Because production was small, I started numbering them.

Michael Barnaart

シリアルナンバーは演出ではなく、少量生産を貫くという姿勢の結果です。大量につくらないから番号が振れる。番号が振れるから、その一点は「あなたのもの」になります。

同じデザインでも、あなたの手元にあるものは、たしかに世界に一点だけなのです。

Collection 日本での取扱 38型38 designs in Japan
Edition 少量生産・番号入りSmall batches, numbered
Price ¥8,800〜(税込)From ¥8,800 (incl. tax)
Packaging 専用オレンジBOXSignature orange box
裏面には、ブランド名と番号が刻まれる
裏面には、ブランド名と番号が刻まれる
06

1930年代から続く工房で In an atelier running since the 1930s

ニットを編んでいるのは、オランダの家族経営の工房です。創業は1930年代。川沿いを行く漁師たちのセーターを編んでいた女性が始め、その家族が受け継ぎ、近代化してきました。

オランダの遺産の、小さなひとかけらです。

A small piece of Dutch heritage.

Michael Barnaart

少量生産、伝統的な手法、環境と労働環境への配慮。速く、たくさんつくることを、このブランドは選びません。長く使われるものをつくるという姿勢は、つくり方そのものにも及んでいます。

07

語られることで、価値が増す Worth more for being talked about

単なる服やアクセサリーではなく、物語を感じてほしい。Conversation pieces——会話を生むものであってほしいんです。アートのことでも、好きな動物のことでも、その日の気分でもいい。そこから力を得る人さえいます。

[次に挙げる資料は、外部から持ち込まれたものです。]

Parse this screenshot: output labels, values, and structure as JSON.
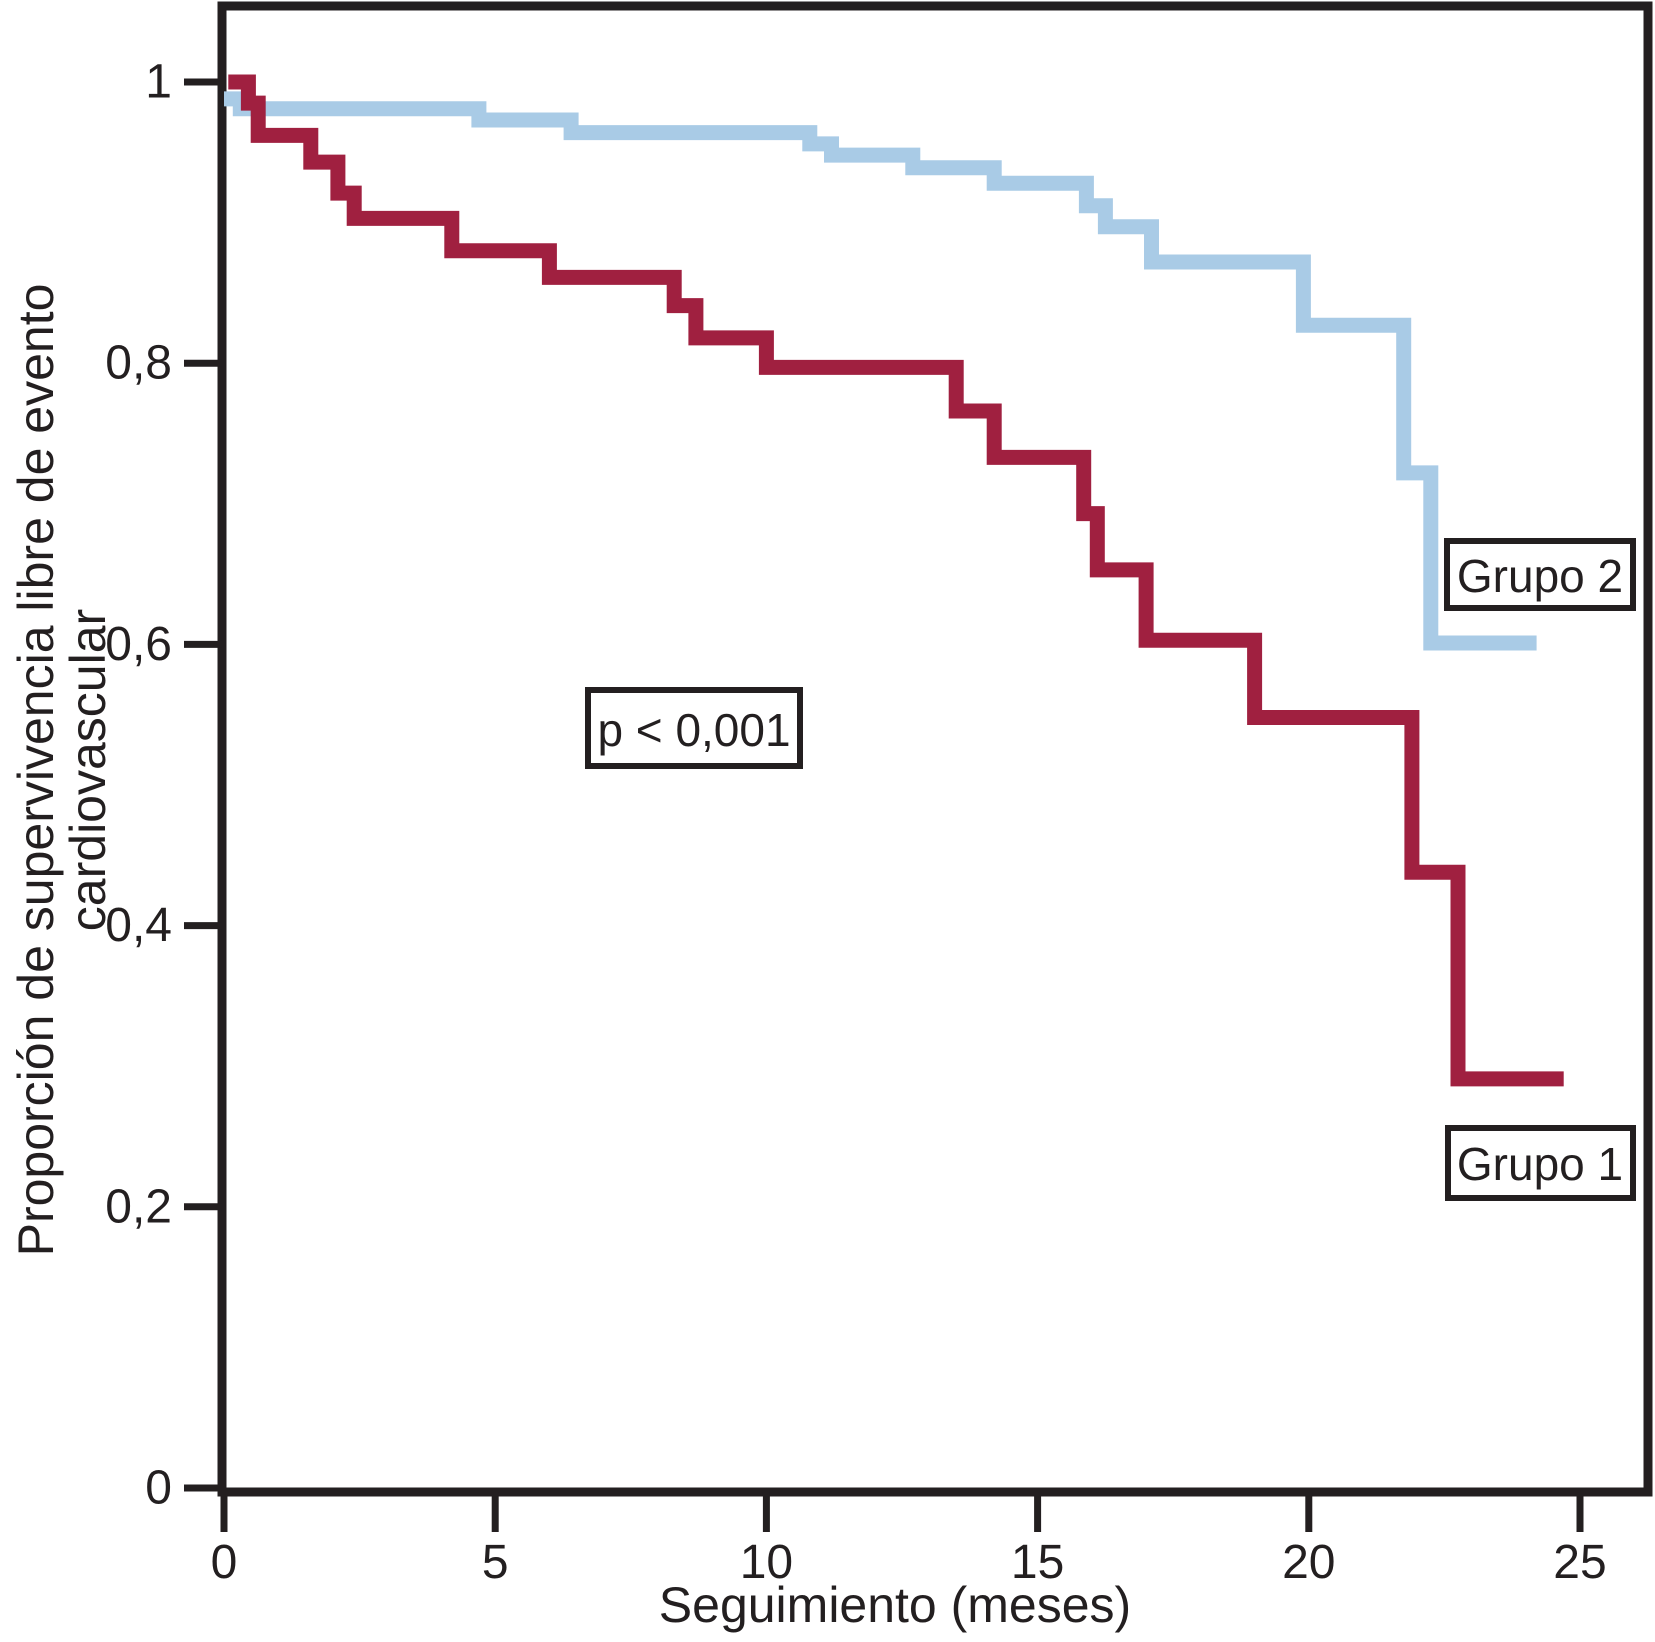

I want people to feel these are not just clothes or accessories, but things that tell a story — conversation pieces. About art, about a favourite animal, about the mood of the day. Some people even draw strength from them.

Michael Barnaart

胸元のアートピースが、会話を生み出す。どれを選ぶかで、何を話したい人なのかが伝わる。身につけるほどに意味が増していくものを、このブランドはつくっています。